To fill a major gap, policymakers and national seed authorities must review and customize seed indicator frameworks, with a focus on assessing the effects on stakeholders of seed-law implementation. Stakeholders, including seed trade associations, need to prioritize and operationalize their advocacy to improve seed-system performance indicators, such as those included in the African Seed Access Index (TASAI) and the World Bank’s Enabling the Business of Agriculture. These indicators track regulatory changes and their effect on crop varietal development and release, seed quality assurance and fraud suppression, seed costs relative to commodity prices, and the efficiency of seed trade. On the private-sector side, the Access to Seed Index evaluates and compares seed companies on how well they improve smallholder farmer access to quality seeds of improved varieties, a barometer for self-improvement by participating seed companies, of which there are only 23 currently.
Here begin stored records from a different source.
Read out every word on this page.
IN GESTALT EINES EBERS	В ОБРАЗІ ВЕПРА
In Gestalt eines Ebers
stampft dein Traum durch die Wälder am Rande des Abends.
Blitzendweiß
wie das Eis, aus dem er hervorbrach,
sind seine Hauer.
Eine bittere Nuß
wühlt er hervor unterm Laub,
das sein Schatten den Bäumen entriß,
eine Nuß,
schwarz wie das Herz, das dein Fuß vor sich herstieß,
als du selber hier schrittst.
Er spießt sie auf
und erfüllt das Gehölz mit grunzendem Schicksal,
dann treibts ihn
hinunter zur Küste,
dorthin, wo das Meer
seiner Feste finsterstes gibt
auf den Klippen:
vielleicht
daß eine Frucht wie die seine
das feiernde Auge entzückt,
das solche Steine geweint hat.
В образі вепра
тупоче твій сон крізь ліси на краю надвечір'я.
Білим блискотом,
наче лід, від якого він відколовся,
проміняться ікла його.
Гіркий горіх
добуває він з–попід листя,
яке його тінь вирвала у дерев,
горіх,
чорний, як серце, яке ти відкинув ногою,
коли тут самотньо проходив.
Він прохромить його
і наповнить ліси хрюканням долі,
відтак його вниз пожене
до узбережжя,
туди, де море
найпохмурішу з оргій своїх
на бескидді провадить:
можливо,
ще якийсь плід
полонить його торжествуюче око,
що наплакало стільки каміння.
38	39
Building Resilience Into Seed Systems
Resilient seed producers are ones that can withstand and quickly recover from shocks created by markets, weather, diseases, and conflict so they can continue to provide seed to their customers. One way to be resilient is to breed varieties that are resistant to drought, heat, disease, and insects and other pests. Another is to build operational resilience into the seed system itself using performance-based management, product traceability systems to spot problems quickly, quality testing—biological and DNA—to prevent seed-lot contamination, input insurance to reduce risk, and pre-approved credit lines that can be quickly accessed by farmers and seed sellers.
Seed producers should also have emergency plans, such as standing agreements to participate in seed voucher programs that help customers purchase seed after a crop loss. Most of Africa’s food supply is tied to seed, and the number one seed challenge in sub-Saharan Africa is quality. Low-quality seed of crops in high demand means lost opportunities to improve livelihoods and diets. Poor quality seed leads to poor germination rates and farmers wasting time, labor, and money to prepare their fields. When crop production goes down, consumer prices go up but not farmer profits.
The vast majority of food grown in Africa is by smallholder farmers. Implementing these four recommendations will speed up the process of putting improved seed in the hands of Africa’s food growers permanently.